Buggers tend to be cautious investors. They’re willing to take calculated risks especially given that they’ve done research into a certain investment. Unlike the Spender, they are much more likely to diversify some of their risks into different investment vehicles.
However, there’s a threat of over-diversification and excessive trading with Calculative Buggers because they are trying to maximize their dollar as much as possible. Sometimes, this can cause them to have lower returns overall.
They like to have complete control of their finances and have a 360-degree view of all of their money. They’re eager to learn about personal finance and investing.
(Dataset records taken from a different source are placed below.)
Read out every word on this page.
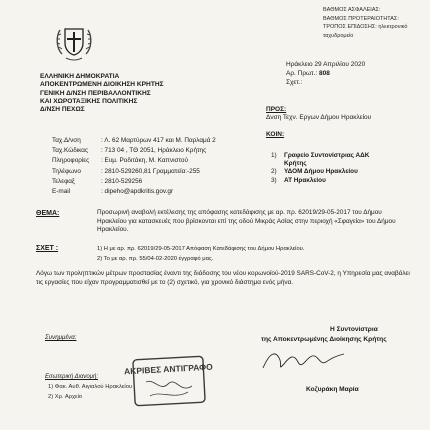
ΒΑΘΜΟΣ ΑΣΦΑΛΕΙΑΣ:
ΒΑΘΜΟΣ ΠΡΟΤΕΡΑΙΟΤΗΤΑΣ:
ΤΡΟΠΟΣ ΕΠΙΔΟΣΗΣ: ηλεκτρονικό ταχυδρομείο
ΕΛΛΗΝΙΚΗ ΔΗΜΟΚΡΑΤΙΑ
ΑΠΟΚΕΝΤΡΩΜΕΝΗ ΔΙΟΙΚΗΣΗ ΚΡΗΤΗΣ
ΓΕΝΙΚΗ Δ/ΝΣΗ ΠΕΡΙΒΑΛΛΟΝΤΙΚΗΣ
ΚΑΙ ΧΩΡΟΤΑΞΙΚΗΣ ΠΟΛΙΤΙΚΗΣ
Δ/ΝΣΗ ΠΕΧΩΣ
Ταχ.Δ/νση	: Λ. 62 Μαρτύρων 417 και Μ. Παρλαμά 2
Ταχ.Κώδικας	: 713 04 , ΤΘ 2051, Ηράκλειο Κρήτης
Πληροφορίες	: Ευμ. Ροδιτάκη, Μ. Καπνιστού
Τηλέφωνο	: 2810-529260,81 Γραμματεία:-255
Τελεφαξ	: 2810-529256
E-mail	: dipeho@apdkritis.gov.gr
Ηράκλειο 29 Απριλίου 2020
Αρ. Πρωτ.: 808
Σχετ.:
ΠΡΟΣ:
Δνση Τεχν. Εργων Δήμου Ηρακλείου
ΚΟΙΝ:
1)	Γραφείο Συντονίστριας ΑΔΚ
Κρήτης
2)	ΥΔΟΜ Δήμου Ηρακλείου
3)	ΑΤ Ηρακλείου
ΘΕΜΑ:	Προσωρινή αναβολή εκτέλεσης της απόφασης κατεδάφισης με αρ. πρ. 62019/29-05-2017 του Δήμου Ηρακλείου για κατασκευές που βρίσκονται επί της οδού Μικράς Ασίας στην περιοχή «Σφαγεία» του Δήμου Ηρακλείου.
ΣΧΕΤ :	1) Η με αρ. πρ. 62019/29-05-2017 Απόφαση Κατεδάφισης του Δήμου Ηρακλείου.
2) Το με αρ. πρ. 55/04-02-2020 έγγραφό μας.
Λόγω των προληπτικών μέτρων προστασίας έναντι της διάδοσης του νέου κορωνοϊού-2019 SARS-CoV-2, η Υπηρεσία μας αναβάλει τις εργασίες που είχαν προγραμματισθεί με το (2) σχετικό, για χρονικό διάστημα ενός μήνα.
Η Συντονίστρια
της Αποκεντρωμένης Διοίκησης Κρήτης
Κοζυράκη Μαρία
Συνημμένα:
Εσωτερική Διανομή:
1) Φακ. Αυθ. Αιγιαλού Ηρακλείου
2) Χρ. Αρχείο
ΑΚΡΙΒΕΣ ΑΝΤΙΓΡΑΦΟ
For the most part, that is a good thing. However, Buggers need to be careful that this behavior doesn’t turn obsessive. Ask yourself, does the constant expense tracking take up valuable time and effort that can be used instead to earn more income? Do you feel out of control if you don’t open your bank account for a few weeks to check the balance? Are you able to trust the judgment of your financial advisors?
Like Hoarders, Calculative Buggers also have a hard time dealing with uncertainty. Just make sure it’s not affecting you negatively.
Which One Are You?
“Until you make the subconscious conscious, it will direct your life and you will call it fate” – Carl Jung
While this list sections people off into distinct categories, I believe we’re more on a spectrum when it comes to these personality traits. I can see a lot of Calculative Bugger and Hoarder tendencies in myself but I also have a splash of Spender as well.
More importantly, this list may not be the truest representation of yourself as a person but it’s a good starting point to help you identify and reflect on.
Our financial psychology is a microcosm in which the way we view money signals much larger questions in our psyche. What are our anxieties about life’s uncertainties? How do we view our self-worth in relation to material things? Where do we derive satisfaction/happiness from; saving or spending or neither?
It is hard for a lot of people to confront these questions but in the context of money, it becomes much easier to tackle these issues. That’s because money is quantifiable and tangible. You can see it, you can count it.
It’s important for us to acknowledge that our habits, emotional responses, and behavioral biases contribute to our financial health. Once you know yourself, only then can you take measures to cultivate good financial habits and then adjust other bad habits accordingly.
So, which financial personality type are you? What steps have you taken to combat your bad money habits? Let me know in the comments.